President Marcelo has ‘vetoed’ the government’s decree setting out the conditions for reprivatising TAP, citing three “critical issues” that require clarification.
Very much like the time when he vetoed the decree on teachers’ career progressions, this presidential power has its limits. Marcelo stresses he has previously asked for clarification on various points, but “these three specific but crucial questions” remain unanswered.
In his letter to the prime minister, shared on his official web page, Marcelo says he believes his question “can be clarified without too much delay, in other words, without harming the urgency of the process.”
Tight-lipped in Brussels where he was taking part in the European Council, prime minister António Costa said the president’s concerns would be answered. His office has since issued a short note saying the head of State’s points have been ‘registered’ by the PM and will be “duly pondered”.

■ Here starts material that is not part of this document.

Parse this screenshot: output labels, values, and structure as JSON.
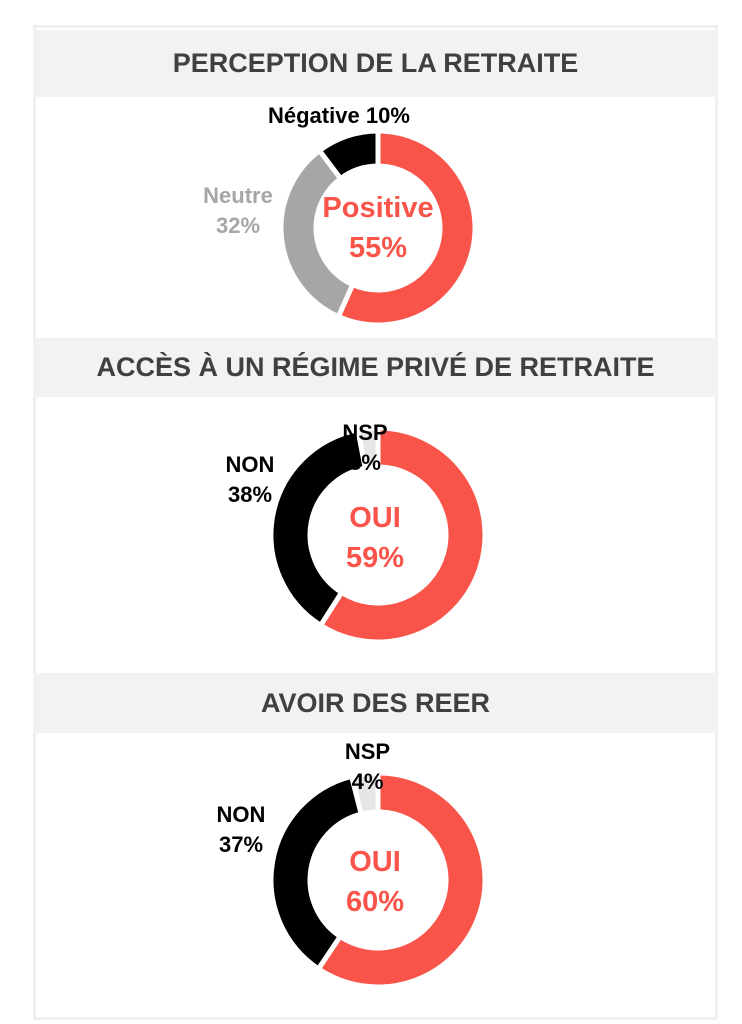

Marcelo’s points involve wanting to know specifically what the State’s role will be in any future sale of the country’s flagship airline, stressing the importance of the “future effective capacity of the State to monitor and intervene in a strategic company such as TAP” if, for example, more than 51% of the company is sold.
Second, he questions the fact that “the decree-law allows TAP to sell or acquire, even before the decision to sell, any type of asset, without any further precision or criteria, which goes far beyond the planned integration of Portugália (TAP’s so called ‘low cost’ operation) into TAP SA“.
Third, Marcelo criticises the decree-law for “not ensuring total transparency, in a phase of contacts prior to the drawing up of the tender specifications, in other words, the rules that will guide the choice of the eventual buyer, at the very least making it clear that these will not be binding negotiations and that there will be a record of these contacts”.
“In his opinion, this is “fundamental in order to guarantee that the procedures are fully impartial, should the question of the aforementioned transparency of the process and the choice of buyer be raised at a later date”.
“In his letter to the prime minister, the head of State writes that the law raises “multiple doubts and misgivings* in the light of the desired maximum transparency of the process”, writes Lusa.
“I believe that maximum transparency must be ensured throughout the process that will lead to a decision to sell control of the company,” he adds.
This is very much a ‘controlled battle’. It has been clear from comments made in parliament that the government is fully-prepared to relinquish State control of TAP (having said only eight years ago how crucial State ownership was).
At the presentation of the decree at the Council of Ministers on September 28, finance Fernando Medina said the government intends to sell at least 51% of TAP’s capital – “that’s the minimum percentage“. Thus lack of clarification on how the State would stand in such a scenario is indeed crucial.
Opposition PSD have said this latest situation is just a culmination of “a soap opera of zigzags” on the whole subject of TAP, showing the government’s “enormous lack of transparency”.
It is also trouble with a diploma in which Marcelo’s political bête-noir, the infrastructures minister, will have played a key part.
*As to Marcelo’s expression about “multiple doubts and misgivings”, he said very much the same about a diploma he did promulgate recently, highlighting the discord that has opened up between the country’s president and its absolute majority government.